Central Limit Theorem
Central Limit Theorem
One of the most important parts of statistics and probability theory is the Central Limit Theorem.
The central limit theorem states that if some certain conditions are satisfied, then the distribution of the arithmetic mean of a number of independent random variables approaches a normal distribution as the number of variables approaches infinity.
In simple words, If a random sample of n observations is selected from a population (any population), then when n is sufficiently large, the sampling distribution of x will be approximately normal.
(The larger the sample size, the better will be the normal approximation to the sampling distribution of x.)
Here are two main things you should remember and use when proving agreement with the Central Limit Theorem:
1) If the sample size is greater than 30, the Distribution of Sample Means will approximately follow a normal distribution Regardless of the underlying population distribution.

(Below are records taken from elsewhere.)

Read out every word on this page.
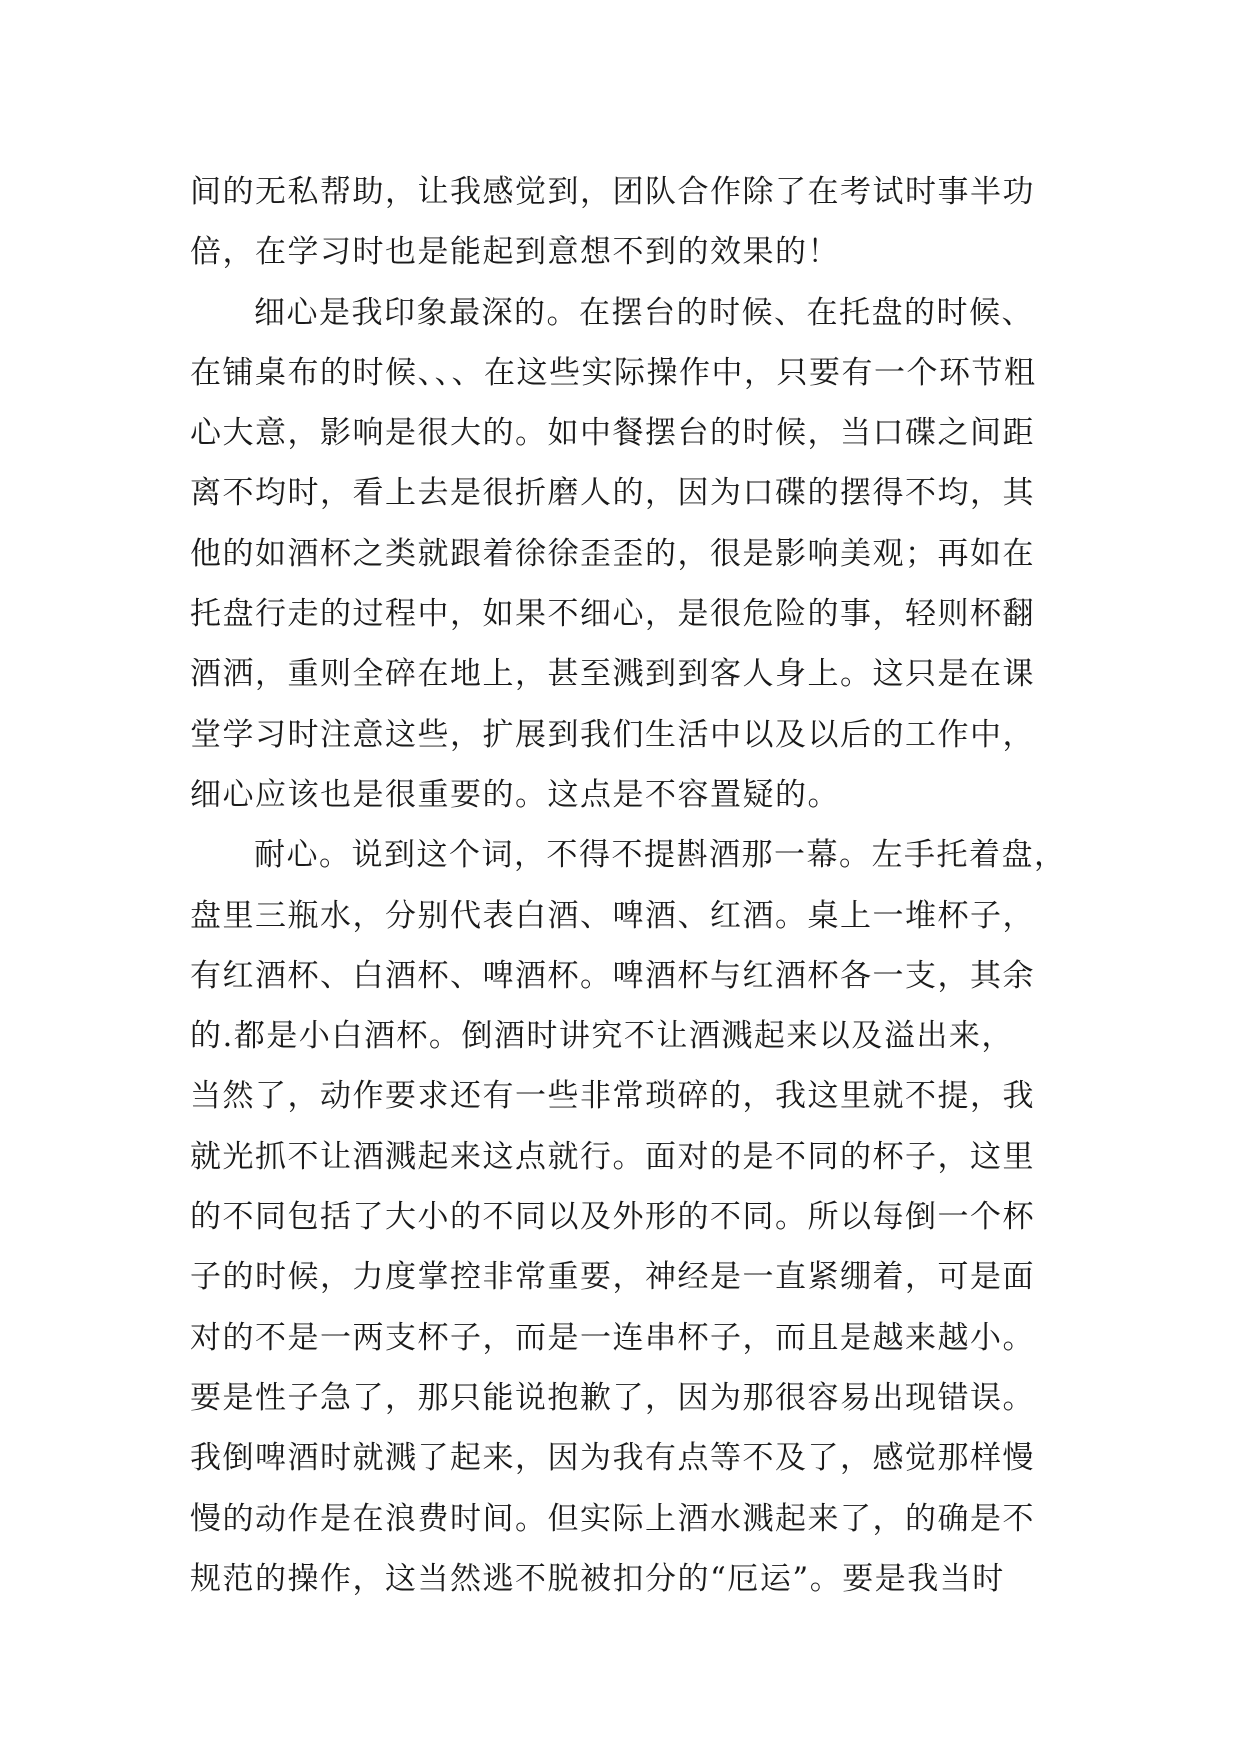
间的无私帮助，让我感觉到，团队合作除了在考试时事半功
倍，在学习时也是能起到意想不到的效果的！
细心是我印象最深的。在摆台的时候、在托盘的时候、
在铺桌布的时候、、、在这些实际操作中，只要有一个环节粗
心大意，影响是很大的。如中餐摆台的时候，当口碟之间距
离不均时，看上去是很折磨人的，因为口碟的摆得不均，其
他的如酒杯之类就跟着徐徐歪歪的，很是影响美观；再如在
托盘行走的过程中，如果不细心，是很危险的事，轻则杯翻
酒洒，重则全碎在地上，甚至溅到到客人身上。这只是在课
堂学习时注意这些，扩展到我们生活中以及以后的工作中，
细心应该也是很重要的。这点是不容置疑的。
耐心。说到这个词，不得不提斟酒那一幕。左手托着盘，
盘里三瓶水，分别代表白酒、啤酒、红酒。桌上一堆杯子，
有红酒杯、白酒杯、啤酒杯。啤酒杯与红酒杯各一支，其余
的.都是小白酒杯。倒酒时讲究不让酒溅起来以及溢出来，
当然了，动作要求还有一些非常琐碎的，我这里就不提，我
就光抓不让酒溅起来这点就行。面对的是不同的杯子，这里
的不同包括了大小的不同以及外形的不同。所以每倒一个杯
子的时候，力度掌控非常重要，神经是一直紧绷着，可是面
对的不是一两支杯子，而是一连串杯子，而且是越来越小。
要是性子急了，那只能说抱歉了，因为那很容易出现错误。
我倒啤酒时就溅了起来，因为我有点等不及了，感觉那样慢
慢的动作是在浪费时间。但实际上酒水溅起来了，的确是不
规范的操作，这当然逃不脱被扣分的“厄运”。要是我当时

If the underlying population distribution is Normally Distributed, the Distribution of Sample Means will be normally distributed Regardless of the sample sizes used.
2) The mean of the Distribution of Sample Means will be the same as the underlying populations mean i.e. The mean of the sample means will be the population mean µ.
The standard deviation of the Distribution of Sample Means, however, will be the underlying population’s standard deviation divided by the square root of the sample size i.e. the standard deviation of the sample means will approach σ/√n.